What’s more, Virtue and Moir can vary their speed and change direction seamlessly – important in the transitions category of the program component mark and also the choreography category to some extent. They can slow to a stop, and then regain top speed in three or four strokes. The variation of speed allows for the shades and light of interpretation. They change dance holds frequently, easily, eschewing the same-direction skating that is so much easier. “Their movement from one hold to another is just like little rose petals unfolding,” Shaw said. “It’s superb. They skate in close relation all the time. But you are never aware that they are changing hold. They sort of fold into each other – and I think that is superior to anybody.”
Footwork? Virtue and Moir have challenging footwork with big curves. The size of the curve that a skater’s edge creates is important, and never more so than in footwork sequences.
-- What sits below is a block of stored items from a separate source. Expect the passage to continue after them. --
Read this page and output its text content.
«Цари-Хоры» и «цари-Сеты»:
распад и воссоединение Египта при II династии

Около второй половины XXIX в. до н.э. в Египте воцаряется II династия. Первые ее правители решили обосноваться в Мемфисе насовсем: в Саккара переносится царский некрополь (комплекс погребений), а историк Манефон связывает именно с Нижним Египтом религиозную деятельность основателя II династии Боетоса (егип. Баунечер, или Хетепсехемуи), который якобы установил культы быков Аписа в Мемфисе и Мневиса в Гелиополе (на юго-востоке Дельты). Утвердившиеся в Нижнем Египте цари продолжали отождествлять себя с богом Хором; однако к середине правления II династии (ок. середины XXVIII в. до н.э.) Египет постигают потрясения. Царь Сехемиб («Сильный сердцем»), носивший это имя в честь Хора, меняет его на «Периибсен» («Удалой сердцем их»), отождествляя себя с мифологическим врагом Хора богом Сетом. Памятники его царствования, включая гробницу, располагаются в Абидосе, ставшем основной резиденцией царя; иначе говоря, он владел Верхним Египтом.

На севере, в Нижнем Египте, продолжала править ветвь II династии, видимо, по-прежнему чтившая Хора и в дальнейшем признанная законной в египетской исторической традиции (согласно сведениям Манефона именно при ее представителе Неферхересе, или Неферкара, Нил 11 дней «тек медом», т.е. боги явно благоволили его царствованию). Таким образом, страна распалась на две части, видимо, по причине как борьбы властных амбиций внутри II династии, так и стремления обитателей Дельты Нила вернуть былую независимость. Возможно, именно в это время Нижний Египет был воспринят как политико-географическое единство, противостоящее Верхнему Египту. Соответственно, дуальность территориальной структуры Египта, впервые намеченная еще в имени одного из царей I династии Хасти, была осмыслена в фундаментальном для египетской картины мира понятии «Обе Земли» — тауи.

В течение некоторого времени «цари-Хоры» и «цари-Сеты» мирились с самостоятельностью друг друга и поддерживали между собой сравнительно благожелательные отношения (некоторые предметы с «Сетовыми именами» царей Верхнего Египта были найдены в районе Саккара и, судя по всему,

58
Virtue and Moir trace huge arcs with their edges both into and out of their turns. They have dainty, precise feet.
Lifts? From a young age, when Virtue and Moir began to learn more difficult lifts, Virtue was taught to feel like she was doing the lift herself, rather than the male partner forcing the woman somewhere and the women reacts. “She moves herself from one position to another and she doesn’t wait for Scott to move her,” says Marijane Stong, known for her knowledge of dance, music, and costuming. “That was when she was quite young and she has maintained that. Ballet dancers don’t wait for the man to put them somewhere.”
In other words, Virtue has an ability to manage her own body in the lifts. Rather than Moir supporting Virtue, there are fewer points of contact between them during a lift, and Virtue extends her own free leg, without help from the partner. The positions in their lifts require a lot of strength in Virtue’s core and hips and back. Their style of stroking also is taxing on the legs, knees and thighs. This team is physically strong.